Pharmaceutical companies and clinicians are interested in assessing the real-world outcomes of their treatments and projects like the Clinical Practice Research Datalink (CPRD) demonstrate the usefulness of this post-marketing surveillance.

Consent may be opt-in or opt-out and given implicitly or explicitly. When you sign up to a clinical research project, you must opt-in. When you don’t want your health data shared for secondary uses in NHS England, you can opt-out. When you attend a hospital and extend your arm in order to let someone take your blood, you have given implicit consent. When you sign a consent form for your appendicectomy, you give explicit consent. When you attend hospital unconscious and we work to treat you, we are working in your best interests. When your advance decision to refuse treatment (ADRT) states that you do not want cardiopulmonary resuscitation, to perform that act would be an act of assault.

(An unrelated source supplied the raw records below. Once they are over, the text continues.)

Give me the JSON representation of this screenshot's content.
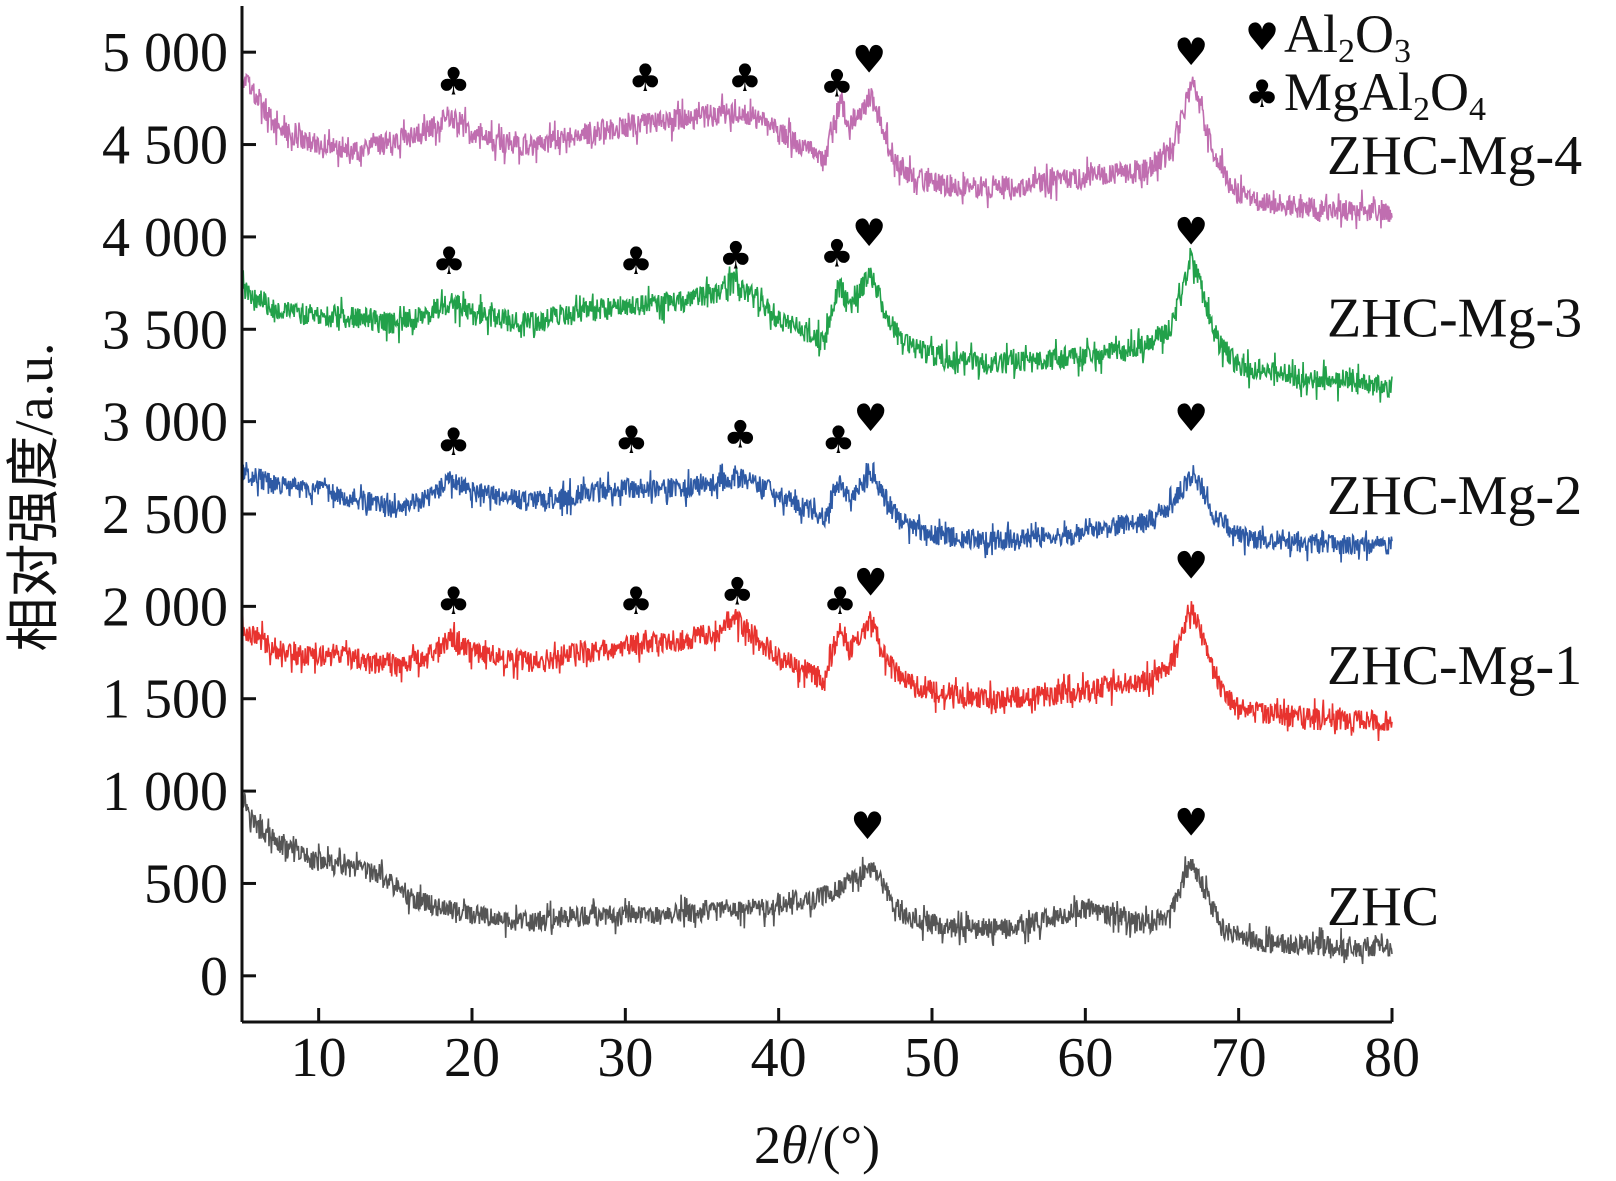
{
  "chart_data": {
    "type": "line",
    "xlabel_prefix": "2",
    "xlabel_theta": "θ",
    "xlabel_suffix": "/(°)",
    "ylabel": "相对强度/a.u.",
    "xlim": [
      5,
      80
    ],
    "ylim": [
      -250,
      5250
    ],
    "x_ticks": [
      10,
      20,
      30,
      40,
      50,
      60,
      70,
      80
    ],
    "y_ticks": [
      0,
      500,
      1000,
      1500,
      2000,
      2500,
      3000,
      3500,
      4000,
      4500,
      5000
    ],
    "y_tick_labels": [
      "0",
      "500",
      "1 000",
      "1 500",
      "2 000",
      "2 500",
      "3 000",
      "3 500",
      "4 000",
      "4 500",
      "5 000"
    ],
    "series": [
      {
        "name": "ZHC",
        "color": "#555555",
        "points": [
          [
            5,
            980
          ],
          [
            6,
            800
          ],
          [
            8,
            680
          ],
          [
            10,
            620
          ],
          [
            12,
            580
          ],
          [
            14,
            550
          ],
          [
            16,
            420
          ],
          [
            18,
            370
          ],
          [
            20,
            330
          ],
          [
            22,
            300
          ],
          [
            24,
            290
          ],
          [
            26,
            320
          ],
          [
            28,
            320
          ],
          [
            30,
            330
          ],
          [
            32,
            330
          ],
          [
            34,
            340
          ],
          [
            36,
            350
          ],
          [
            38,
            360
          ],
          [
            40,
            370
          ],
          [
            41,
            420
          ],
          [
            42,
            400
          ],
          [
            43,
            440
          ],
          [
            44,
            470
          ],
          [
            45,
            540
          ],
          [
            45.8,
            590
          ],
          [
            46.5,
            540
          ],
          [
            47.5,
            380
          ],
          [
            48.5,
            310
          ],
          [
            50,
            280
          ],
          [
            52,
            250
          ],
          [
            54,
            260
          ],
          [
            56,
            270
          ],
          [
            58,
            320
          ],
          [
            60,
            360
          ],
          [
            62,
            320
          ],
          [
            64,
            280
          ],
          [
            65.5,
            330
          ],
          [
            66.3,
            500
          ],
          [
            66.8,
            610
          ],
          [
            67.3,
            560
          ],
          [
            68,
            420
          ],
          [
            69,
            250
          ],
          [
            71,
            190
          ],
          [
            73,
            170
          ],
          [
            76,
            160
          ],
          [
            80,
            150
          ]
        ],
        "noise": 55
      },
      {
        "name": "ZHC-Mg-1",
        "color": "#e8332f",
        "points": [
          [
            5,
            1880
          ],
          [
            7,
            1780
          ],
          [
            9,
            1730
          ],
          [
            11,
            1740
          ],
          [
            13,
            1700
          ],
          [
            15,
            1690
          ],
          [
            17,
            1730
          ],
          [
            18.6,
            1820
          ],
          [
            20,
            1760
          ],
          [
            22,
            1720
          ],
          [
            24,
            1700
          ],
          [
            26,
            1730
          ],
          [
            28,
            1760
          ],
          [
            30,
            1790
          ],
          [
            32,
            1800
          ],
          [
            34,
            1820
          ],
          [
            36,
            1870
          ],
          [
            37,
            1940
          ],
          [
            38,
            1870
          ],
          [
            40,
            1720
          ],
          [
            42,
            1640
          ],
          [
            43,
            1600
          ],
          [
            43.6,
            1780
          ],
          [
            44,
            1880
          ],
          [
            44.6,
            1760
          ],
          [
            45.5,
            1860
          ],
          [
            46,
            1930
          ],
          [
            47,
            1720
          ],
          [
            48,
            1600
          ],
          [
            50,
            1540
          ],
          [
            52,
            1510
          ],
          [
            54,
            1500
          ],
          [
            56,
            1510
          ],
          [
            58,
            1520
          ],
          [
            60,
            1540
          ],
          [
            62,
            1570
          ],
          [
            64,
            1600
          ],
          [
            65.5,
            1680
          ],
          [
            66.4,
            1850
          ],
          [
            67,
            2000
          ],
          [
            67.5,
            1870
          ],
          [
            68.5,
            1600
          ],
          [
            70,
            1440
          ],
          [
            72,
            1420
          ],
          [
            75,
            1390
          ],
          [
            80,
            1380
          ]
        ],
        "noise": 60
      },
      {
        "name": "ZHC-Mg-2",
        "color": "#2e5aa5",
        "points": [
          [
            5,
            2740
          ],
          [
            7,
            2660
          ],
          [
            9,
            2640
          ],
          [
            11,
            2610
          ],
          [
            13,
            2570
          ],
          [
            15,
            2520
          ],
          [
            17,
            2580
          ],
          [
            18.6,
            2680
          ],
          [
            20,
            2620
          ],
          [
            22,
            2590
          ],
          [
            24,
            2570
          ],
          [
            26,
            2590
          ],
          [
            28,
            2620
          ],
          [
            30,
            2640
          ],
          [
            32,
            2650
          ],
          [
            34,
            2640
          ],
          [
            36,
            2670
          ],
          [
            37.5,
            2700
          ],
          [
            39,
            2650
          ],
          [
            41,
            2560
          ],
          [
            43,
            2480
          ],
          [
            43.6,
            2620
          ],
          [
            44,
            2680
          ],
          [
            44.6,
            2580
          ],
          [
            45.5,
            2660
          ],
          [
            46,
            2710
          ],
          [
            47,
            2580
          ],
          [
            48,
            2460
          ],
          [
            50,
            2390
          ],
          [
            52,
            2370
          ],
          [
            54,
            2360
          ],
          [
            56,
            2370
          ],
          [
            58,
            2380
          ],
          [
            60,
            2400
          ],
          [
            62,
            2430
          ],
          [
            64,
            2460
          ],
          [
            65.5,
            2530
          ],
          [
            66.4,
            2650
          ],
          [
            67,
            2720
          ],
          [
            67.5,
            2660
          ],
          [
            68.5,
            2480
          ],
          [
            70,
            2380
          ],
          [
            72,
            2360
          ],
          [
            75,
            2340
          ],
          [
            80,
            2330
          ]
        ],
        "noise": 55
      },
      {
        "name": "ZHC-Mg-3",
        "color": "#22a14a",
        "points": [
          [
            5,
            3720
          ],
          [
            7,
            3620
          ],
          [
            9,
            3580
          ],
          [
            11,
            3570
          ],
          [
            13,
            3560
          ],
          [
            15,
            3530
          ],
          [
            17,
            3570
          ],
          [
            18.6,
            3650
          ],
          [
            20,
            3590
          ],
          [
            22,
            3550
          ],
          [
            24,
            3540
          ],
          [
            26,
            3570
          ],
          [
            28,
            3600
          ],
          [
            30,
            3630
          ],
          [
            32,
            3640
          ],
          [
            34,
            3650
          ],
          [
            36,
            3700
          ],
          [
            37,
            3760
          ],
          [
            38,
            3700
          ],
          [
            40,
            3560
          ],
          [
            42,
            3470
          ],
          [
            43,
            3430
          ],
          [
            43.6,
            3640
          ],
          [
            44,
            3740
          ],
          [
            44.6,
            3620
          ],
          [
            45.5,
            3740
          ],
          [
            46,
            3800
          ],
          [
            47,
            3580
          ],
          [
            48,
            3440
          ],
          [
            50,
            3360
          ],
          [
            52,
            3330
          ],
          [
            54,
            3320
          ],
          [
            56,
            3320
          ],
          [
            58,
            3340
          ],
          [
            60,
            3360
          ],
          [
            62,
            3380
          ],
          [
            64,
            3410
          ],
          [
            65.5,
            3500
          ],
          [
            66.4,
            3720
          ],
          [
            67,
            3880
          ],
          [
            67.5,
            3740
          ],
          [
            68.5,
            3450
          ],
          [
            70,
            3300
          ],
          [
            72,
            3270
          ],
          [
            75,
            3230
          ],
          [
            80,
            3190
          ]
        ],
        "noise": 60
      },
      {
        "name": "ZHC-Mg-4",
        "color": "#c06eb0",
        "points": [
          [
            5,
            4880
          ],
          [
            7,
            4620
          ],
          [
            9,
            4520
          ],
          [
            11,
            4490
          ],
          [
            13,
            4470
          ],
          [
            15,
            4520
          ],
          [
            17,
            4570
          ],
          [
            18.6,
            4660
          ],
          [
            20,
            4560
          ],
          [
            22,
            4500
          ],
          [
            24,
            4490
          ],
          [
            26,
            4530
          ],
          [
            28,
            4570
          ],
          [
            30,
            4600
          ],
          [
            32,
            4620
          ],
          [
            34,
            4640
          ],
          [
            36,
            4660
          ],
          [
            37.5,
            4680
          ],
          [
            39,
            4620
          ],
          [
            41,
            4520
          ],
          [
            43,
            4420
          ],
          [
            43.6,
            4620
          ],
          [
            44,
            4720
          ],
          [
            44.6,
            4620
          ],
          [
            45.5,
            4700
          ],
          [
            46,
            4760
          ],
          [
            47,
            4520
          ],
          [
            48,
            4360
          ],
          [
            50,
            4290
          ],
          [
            52,
            4270
          ],
          [
            54,
            4270
          ],
          [
            56,
            4280
          ],
          [
            58,
            4300
          ],
          [
            60,
            4320
          ],
          [
            62,
            4340
          ],
          [
            64,
            4360
          ],
          [
            65.5,
            4450
          ],
          [
            66.4,
            4680
          ],
          [
            67,
            4840
          ],
          [
            67.5,
            4700
          ],
          [
            68.5,
            4420
          ],
          [
            70,
            4230
          ],
          [
            72,
            4180
          ],
          [
            75,
            4150
          ],
          [
            80,
            4140
          ]
        ],
        "noise": 60
      }
    ],
    "peak_markers": {
      "MgAl2O4_symbol": "♣",
      "Al2O3_symbol": "♥",
      "groups": [
        {
          "series": "ZHC",
          "marks": [
            {
              "x": 45.8,
              "y": 740,
              "symbol": "♥"
            },
            {
              "x": 66.9,
              "y": 760,
              "symbol": "♥"
            }
          ]
        },
        {
          "series": "ZHC-Mg-1",
          "marks": [
            {
              "x": 18.8,
              "y": 1960,
              "symbol": "♣"
            },
            {
              "x": 30.7,
              "y": 1960,
              "symbol": "♣"
            },
            {
              "x": 37.3,
              "y": 2010,
              "symbol": "♣"
            },
            {
              "x": 44.0,
              "y": 1960,
              "symbol": "♣"
            },
            {
              "x": 46.0,
              "y": 2060,
              "symbol": "♥"
            },
            {
              "x": 66.9,
              "y": 2150,
              "symbol": "♥"
            }
          ]
        },
        {
          "series": "ZHC-Mg-2",
          "marks": [
            {
              "x": 18.8,
              "y": 2820,
              "symbol": "♣"
            },
            {
              "x": 30.4,
              "y": 2830,
              "symbol": "♣"
            },
            {
              "x": 37.5,
              "y": 2860,
              "symbol": "♣"
            },
            {
              "x": 43.9,
              "y": 2830,
              "symbol": "♣"
            },
            {
              "x": 46.0,
              "y": 2950,
              "symbol": "♥"
            },
            {
              "x": 66.9,
              "y": 2950,
              "symbol": "♥"
            }
          ]
        },
        {
          "series": "ZHC-Mg-3",
          "marks": [
            {
              "x": 18.5,
              "y": 3800,
              "symbol": "♣"
            },
            {
              "x": 30.7,
              "y": 3800,
              "symbol": "♣"
            },
            {
              "x": 37.2,
              "y": 3830,
              "symbol": "♣"
            },
            {
              "x": 43.8,
              "y": 3840,
              "symbol": "♣"
            },
            {
              "x": 45.9,
              "y": 3950,
              "symbol": "♥"
            },
            {
              "x": 66.9,
              "y": 3960,
              "symbol": "♥"
            }
          ]
        },
        {
          "series": "ZHC-Mg-4",
          "marks": [
            {
              "x": 18.8,
              "y": 4770,
              "symbol": "♣"
            },
            {
              "x": 31.3,
              "y": 4790,
              "symbol": "♣"
            },
            {
              "x": 37.8,
              "y": 4790,
              "symbol": "♣"
            },
            {
              "x": 43.8,
              "y": 4760,
              "symbol": "♣"
            },
            {
              "x": 45.9,
              "y": 4890,
              "symbol": "♥"
            },
            {
              "x": 66.9,
              "y": 4930,
              "symbol": "♥"
            }
          ]
        }
      ]
    },
    "legend": {
      "position": "top-right",
      "items": [
        {
          "symbol": "♥",
          "base": "Al",
          "sub1": "2",
          "mid": "O",
          "sub2": "3"
        },
        {
          "symbol": "♣",
          "base": "MgAl",
          "sub1": "2",
          "mid": "O",
          "sub2": "4"
        }
      ]
    },
    "grid": false
  }
}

The NHS England care.data project was halted in the face of widespread public criticism and loss of trust, despite the potential benefits for population health and clinical research.

One of the outcomes of the debacle was a renewed focus on building trust and obtaining consent. As a result, we must work to ensure that we organise health information to make it accessible subject to consent and control by the individual or their representative.

So what follows?

In essence, I have argued that we need a distributed equivalent of a master patient index designed for the Internet-era and driven by consent.

This index needs, itself, to be distributed and federated, and yet designed to protect privacy. My next blog post in this series touches on some of the potential technical standards and services required to support such a system.

Mark

PS My previous posts on pseudonymous consent and associated code were an experiment solving some of the issues that I’ve finally got around to documenting here.